Sue Greenwald, the mayor of Davis, participated in Sunday’s event. “It’s obvious with all the problems facing our planet, our climate and our resources, we can’t waste our energy fighting each other,” she said. “People of all faiths have to unite to solve our common problems despite the fact that there are so many differences.”
Each year, the Celebration of Abraham adopts a project designed to help those in need. The planning committee unanimously decided that part of the donations received at this year’s event will also go to help replace the copper crescent that was taken from the top of the minaret at the new Islamic Center of Davis in December. To raise the $5,000 needed to support the Islamic Society of Davis to replace its Crescent, a broad effort called “Campaign of 1,000” is seeking 1,000 or more donations of $5 or more.

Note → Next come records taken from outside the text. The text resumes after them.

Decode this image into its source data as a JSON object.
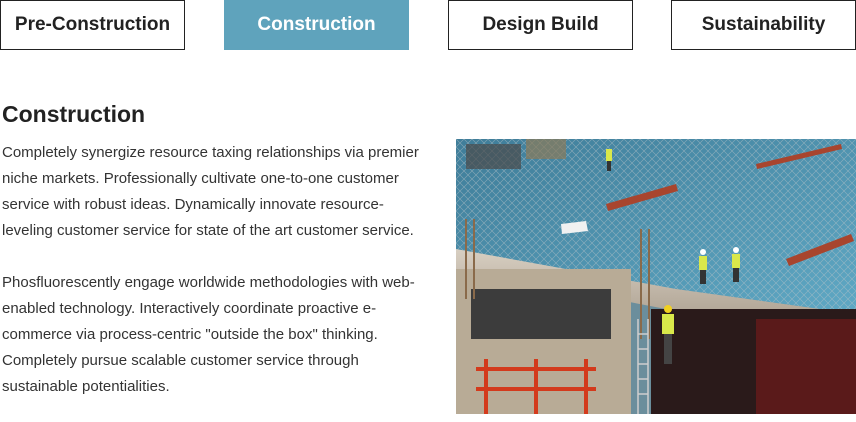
{
  "tabs": [
    {
      "label": "Pre-Construction",
      "active": false
    },
    {
      "label": "Construction",
      "active": true
    },
    {
      "label": "Design Build",
      "active": false
    },
    {
      "label": "Sustainability",
      "active": false
    }
  ],
  "content": {
    "title": "Construction",
    "paragraphs": [
      "Completely synergize resource taxing relationships via premier niche markets. Professionally cultivate one-to-one customer service with robust ideas. Dynamically innovate resource-leveling customer service for state of the art customer service.",
      "Phosfluorescently engage worldwide methodologies with web-enabled technology. Interactively coordinate proactive e-commerce via process-centric \"outside the box\" thinking. Completely pursue scalable customer service through sustainable potentialities."
    ]
  },
  "colors": {
    "active_tab": "#5fa3bc",
    "border": "#222222",
    "text": "#222222"
  },
  "image": {
    "icon": "construction-site-photo"
  }
}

Also this year, in conjunction with “Dear Sudan, Love Davis/Woodland,” the Celebration of Abraham was collecting money for solar cookers for families in Darfur refugee camps. For each $30 donation, a Darfuri family receives two solar cookers, training and two potholders in order to cook food donated by relief agencies without the need to make a dangerous trek for firewood.
American Muslim Voice national president Khalid Saeed, in his speech, thanked all participants for attending the program and said that we are ending this afternoon’s session, but this is not the end of the program. He asked the audiences to take the inspiration, energy, the motivational message of this program and inspire our friends and families when we go back to our communities.
As part of Muslim community’s outreach to fellow Americans Khalid Saeed invited all the participants to AMV’s upcoming peace picnic for which a date will be announced later and people will be informed through newspapers and church and synagogues news bulletins. American Muslim Voice members and other chapters have already been holding annual peace picnics and open houses in different areas.